The GenotypePhenotypeMap object

epistasis-v2 relies on gpmap-v2's GenotypePhenotypeMap class to represent your data. This object validates sequences, constructs a binary encoding of each genotype, and exposes the attributes that the epistasis kernels read internally.

Install gpmap-v2 alongside epistasis-v2:

pip install epistasis-v2

gpmap-v2 is declared as a direct dependency and is installed automatically.

Constructing a GPM

Pass four arguments to GenotypePhenotypeMap:

Parameter Type Description
wildtype str The reference sequence. All other genotypes are measured relative to this sequence.
genotypes list of str Every sequence in your library, including the wildtype.
phenotypes list of float The measured phenotype for each genotype, in the same order as genotypes.
mutations dict Maps each sequence position (0-indexed) to the list of allowed letters at that position.
stdeviations list of float Optional measurement errors, one per genotype. Used by likelihood-based models.
from gpmap import GenotypePhenotypeMap

gpm = GenotypePhenotypeMap(
    wildtype="AAA",
    genotypes=["AAA", "AAB", "ABA", "ABB", "BAA", "BAB", "BBA", "BBB"],
    phenotypes=[0.1, 0.4, 0.3, 0.9, 0.2, 0.5, 0.7, 1.2],
    mutations={0: ["A", "B"], 1: ["A", "B"], 2: ["A", "B"]},
    stdeviations=[0.05, 0.05, 0.05, 0.05, 0.05, 0.05, 0.05, 0.05],
)

This example defines a complete biallelic library of length L=3, with alphabet {A, B} at every position.

Note

The mutations dict is required. epistasis-v2 uses it to build the encoding table that maps each sequence position and letter to a numbered mutation index. If a position has only one allowed letter it contributes no mutation index and is treated as invariant.

Key attributes

Once constructed, a GenotypePhenotypeMap exposes several attributes that epistasis-v2 reads internally:

binary_packed: a uint8 array of shape (n_genotypes, n_bits). Each row encodes one genotype as a binary vector: 0 for the wildtype letter at a position, 1 for the mutant letter. The epistasis design-matrix kernels consume this array directly.

encoding_table: a pandas DataFrame with one row per (position, letter) combination. It records the site_index, mutation_index, wildtype and mutation letters, and the site_label used for human-readable coefficient names. encoding_to_sites reads mutation_index from this table to build the list of interaction sites.
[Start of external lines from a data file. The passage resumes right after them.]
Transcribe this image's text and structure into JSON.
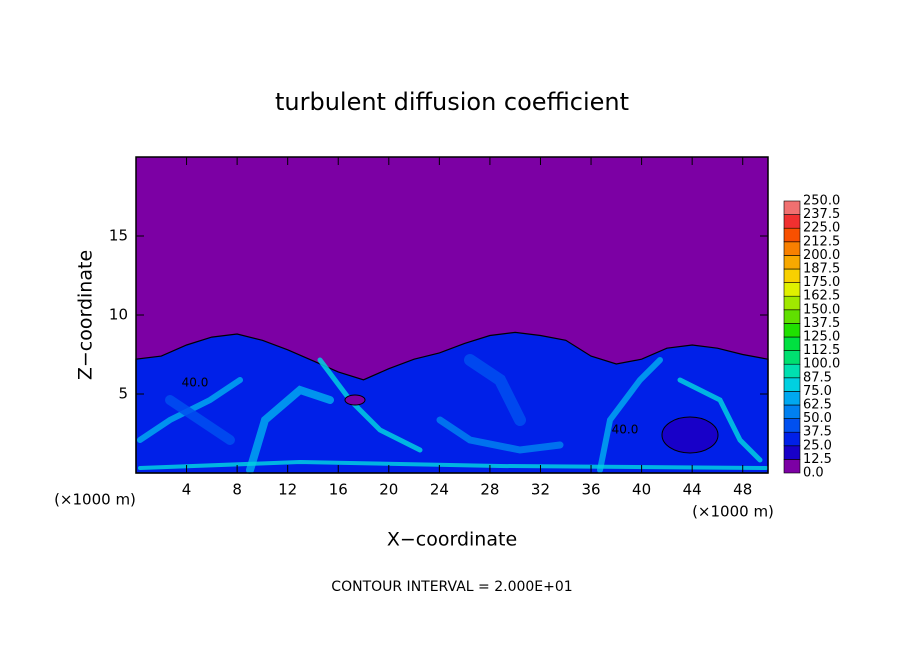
{
  "chart_data": {
    "type": "contour",
    "title": "turbulent diffusion coefficient",
    "x_label": "X−coordinate",
    "y_label": "Z−coordinate",
    "x_unit_left": "(×1000 m)",
    "x_unit_right": "(×1000 m)",
    "footer": "CONTOUR INTERVAL = 2.000E+01",
    "annotations": [
      "40.0",
      "40.0"
    ],
    "xlim": [
      0,
      50
    ],
    "xticks": [
      4,
      8,
      12,
      16,
      20,
      24,
      28,
      32,
      36,
      40,
      44,
      48
    ],
    "ylim": [
      0,
      20
    ],
    "yticks": [
      5,
      10,
      15
    ],
    "colorbar": {
      "ticks": [
        {
          "value": 0,
          "label": "0.0"
        },
        {
          "value": 12.5,
          "label": "12.5"
        },
        {
          "value": 25,
          "label": "25.0"
        },
        {
          "value": 37.5,
          "label": "37.5"
        },
        {
          "value": 50,
          "label": "50.0"
        },
        {
          "value": 62.5,
          "label": "62.5"
        },
        {
          "value": 75,
          "label": "75.0"
        },
        {
          "value": 87.5,
          "label": "87.5"
        },
        {
          "value": 100,
          "label": "100.0"
        },
        {
          "value": 112.5,
          "label": "112.5"
        },
        {
          "value": 125,
          "label": "125.0"
        },
        {
          "value": 137.5,
          "label": "137.5"
        },
        {
          "value": 150,
          "label": "150.0"
        },
        {
          "value": 162.5,
          "label": "162.5"
        },
        {
          "value": 175,
          "label": "175.0"
        },
        {
          "value": 187.5,
          "label": "187.5"
        },
        {
          "value": 200,
          "label": "200.0"
        },
        {
          "value": 212.5,
          "label": "212.5"
        },
        {
          "value": 225,
          "label": "225.0"
        },
        {
          "value": 237.5,
          "label": "237.5"
        },
        {
          "value": 250,
          "label": "250.0"
        }
      ],
      "colors": [
        "#7c00a4",
        "#1800c8",
        "#0020e8",
        "#0050f0",
        "#0080f0",
        "#00a8f0",
        "#00d0e0",
        "#00e0b0",
        "#00e070",
        "#00e040",
        "#20e000",
        "#60e000",
        "#a0e800",
        "#e0f000",
        "#f8d000",
        "#f8a800",
        "#f88000",
        "#f85000",
        "#f03030",
        "#f07070"
      ]
    }
  }
}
# Inspect the encoding table
print(gpm.encoding_table)

# Inspect the binary packed representation
print(gpm.binary_packed)
# array([[0, 0, 0],
#        [0, 0, 1],
#        [0, 1, 0],
#        ...], dtype=uint8)

Tip

You do not need to interact with binary_packed or encoding_table directly in normal use. Pass the GPM to a model via model.add_gpm(gpm) and the library builds everything from there.

Attaching a GPM to a model

Once you have a GPM, attach it to any epistasis model with add_gpm:

from epistasis.models.linear import EpistasisLinearRegression

model = EpistasisLinearRegression(order=2, model_type="global")
model.add_gpm(gpm)
model.fit()

print(model.epistasis.values)

add_gpm calls encoding_to_sites to enumerate every interaction site up to order, builds the EpistasisMap, and caches the site list so that fit and predict can assemble the design matrix on demand.